Before joining WASO, Andrew was Associate Principal Bassist with the State Orchestra of Victoria for five years. In 1995 he travelled to Chicago to study with Joseph Guastafeste. In 1999, Andrew took his family to Norway where he played with the Trondheim Symphony Orchestra. Andrew left WASO in 2021 after 32 years, and has played with every professional Symphony orchestra in Australia as well as The Australian Brandenburg Orchestra, Pinchgut Opera, The Australian Haydn Ensemble, PSO and regularly plays with the NZSO.
As a keen exponent of early music, Andrew also plays the Violone and Viola da Gamba, having studied with Peter McCarthy (London) and Uli Wolff (Berlin).

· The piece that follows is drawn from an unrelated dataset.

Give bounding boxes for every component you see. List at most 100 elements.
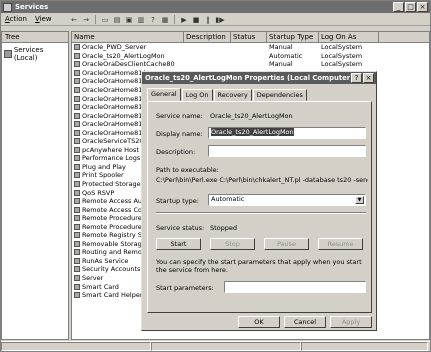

Andrew’s career as a string player has been closely aligned with his development as a Luthier. Having begun his studies with Harry Vatiliotis in Sydney, Andrew won a Churchill Fellowship in 2006 to study the art of Double Bass making and restoration with Roger Dawson in London, and catalogue the collection of old Italian Double Basses in the National Museum of Musical Instruments in Rome. In 2009 Andrew won a grant from the Department for Culture and the Arts to design and build an orchestral five-stringed Double Bass under the direction of Roger Dawson. 2011 saw Andrew receive a Simon Lee scholarship to study early music performance practices and Baroque instrument building techniques in Europe and London.